Vendors have turned a side of the street into a popular market, selling vegetables, fruit, and home accessories. Deeper in, men, women, and children form queues outside local food vendors waiting for their plate of hummus or bag of falafel. Others walk back home in the narrow side streets and alleyways carrying bags of groceries. Children stop along the path to play as older men stand in front of the large mosque door, chatting as they wait for the start of the weekly prayer.
It is hard to detect, but underneath the seemingly normal routine, there’s a palpable sense of anguish. The unease is shaped by years of accumulated collective trauma for a community perpetually in the crosshairs of Israeli settlement expansion, its future uncertain, its residents still absorbing the shock of the most recent military campaign.
In late December 2025, the Israeli army launched a wide-scale demolition campaign in Qalandia refugee camp and the neighboring town of Kufr Aqab, destroying dozens of Palestinian businesses and structures.
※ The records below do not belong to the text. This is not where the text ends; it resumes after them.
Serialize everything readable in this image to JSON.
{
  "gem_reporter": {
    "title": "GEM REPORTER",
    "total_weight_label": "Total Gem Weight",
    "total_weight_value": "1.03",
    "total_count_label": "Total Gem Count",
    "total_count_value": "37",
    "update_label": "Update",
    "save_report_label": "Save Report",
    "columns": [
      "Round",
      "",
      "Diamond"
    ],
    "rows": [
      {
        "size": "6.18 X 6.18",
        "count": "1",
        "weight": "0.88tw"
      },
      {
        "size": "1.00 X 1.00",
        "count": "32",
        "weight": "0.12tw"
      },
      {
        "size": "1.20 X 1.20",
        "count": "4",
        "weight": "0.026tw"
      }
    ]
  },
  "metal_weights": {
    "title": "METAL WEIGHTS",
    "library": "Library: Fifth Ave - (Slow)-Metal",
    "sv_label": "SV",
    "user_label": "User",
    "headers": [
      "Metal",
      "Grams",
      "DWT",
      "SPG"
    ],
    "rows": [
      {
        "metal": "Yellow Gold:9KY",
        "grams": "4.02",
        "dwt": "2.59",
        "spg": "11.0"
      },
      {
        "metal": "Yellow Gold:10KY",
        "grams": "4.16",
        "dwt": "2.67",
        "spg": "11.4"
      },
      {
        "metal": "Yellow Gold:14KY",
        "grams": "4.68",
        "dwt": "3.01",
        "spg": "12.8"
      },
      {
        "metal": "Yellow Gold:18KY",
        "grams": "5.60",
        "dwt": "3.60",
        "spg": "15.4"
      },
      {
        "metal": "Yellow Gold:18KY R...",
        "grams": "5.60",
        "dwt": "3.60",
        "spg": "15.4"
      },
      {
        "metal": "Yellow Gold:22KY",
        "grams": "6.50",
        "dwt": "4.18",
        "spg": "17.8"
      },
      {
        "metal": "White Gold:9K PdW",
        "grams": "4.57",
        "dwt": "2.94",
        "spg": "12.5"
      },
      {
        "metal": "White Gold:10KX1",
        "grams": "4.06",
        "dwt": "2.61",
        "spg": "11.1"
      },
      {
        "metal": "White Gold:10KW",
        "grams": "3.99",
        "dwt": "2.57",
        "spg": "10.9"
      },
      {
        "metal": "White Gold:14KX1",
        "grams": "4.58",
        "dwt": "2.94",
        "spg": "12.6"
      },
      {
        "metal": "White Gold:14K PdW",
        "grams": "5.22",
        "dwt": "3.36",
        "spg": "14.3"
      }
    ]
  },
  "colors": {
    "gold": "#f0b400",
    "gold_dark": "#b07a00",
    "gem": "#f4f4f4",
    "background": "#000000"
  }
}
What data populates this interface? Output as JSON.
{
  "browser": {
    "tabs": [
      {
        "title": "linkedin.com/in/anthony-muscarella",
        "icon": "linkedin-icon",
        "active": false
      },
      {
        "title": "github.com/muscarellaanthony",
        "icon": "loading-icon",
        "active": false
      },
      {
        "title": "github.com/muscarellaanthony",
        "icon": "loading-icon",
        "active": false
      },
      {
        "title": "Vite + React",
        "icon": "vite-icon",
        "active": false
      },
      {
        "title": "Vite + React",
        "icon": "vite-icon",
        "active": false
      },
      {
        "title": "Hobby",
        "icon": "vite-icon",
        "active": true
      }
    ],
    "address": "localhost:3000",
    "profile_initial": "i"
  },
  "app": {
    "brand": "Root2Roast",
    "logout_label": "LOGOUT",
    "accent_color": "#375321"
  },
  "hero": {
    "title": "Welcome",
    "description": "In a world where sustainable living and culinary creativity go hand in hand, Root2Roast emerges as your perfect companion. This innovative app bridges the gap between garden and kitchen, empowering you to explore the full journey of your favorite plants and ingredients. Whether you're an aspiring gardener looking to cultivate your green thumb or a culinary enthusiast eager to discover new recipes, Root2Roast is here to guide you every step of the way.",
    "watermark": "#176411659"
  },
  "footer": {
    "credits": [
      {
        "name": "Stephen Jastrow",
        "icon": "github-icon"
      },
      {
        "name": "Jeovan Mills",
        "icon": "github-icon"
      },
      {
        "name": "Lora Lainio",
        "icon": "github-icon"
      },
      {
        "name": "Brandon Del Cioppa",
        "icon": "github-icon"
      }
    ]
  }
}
A month later, in late January 2026, the campaign resumed, claiming even more structures.
The objective of the operations was to clear an entire area adjacent to the Israeli separation wall of the presence of any Palestinians. Dubbed “Operation Capital’s Shield” by the Israeli army, it was the largest incursion into the area in years. The Israeli army described it as a “law enforcement” operation targeting structures built near the wall that allegedly allowed Palestinians to cross illegally into Jerusalem. But Palestinians see these operations as part of a broader effort to separate Palestinian communities in Jerusalem’s periphery from the city itself, and to consolidate new Israeli settlements between Jerusalem and its Palestinian hinterland to the north.
Established in 1949, Qalandia refugee camp was named after the Palestinian town of the same name, which is today separated from the camp by the apartheid wall. The camp is confined to a tiny urban expanse directly adjacent to the larger town of Kufr Aqab, itself akin to a dense forest of residential towers straddling both sides of “Al-Quds Street,” which connects Jerusalem to Ramallah.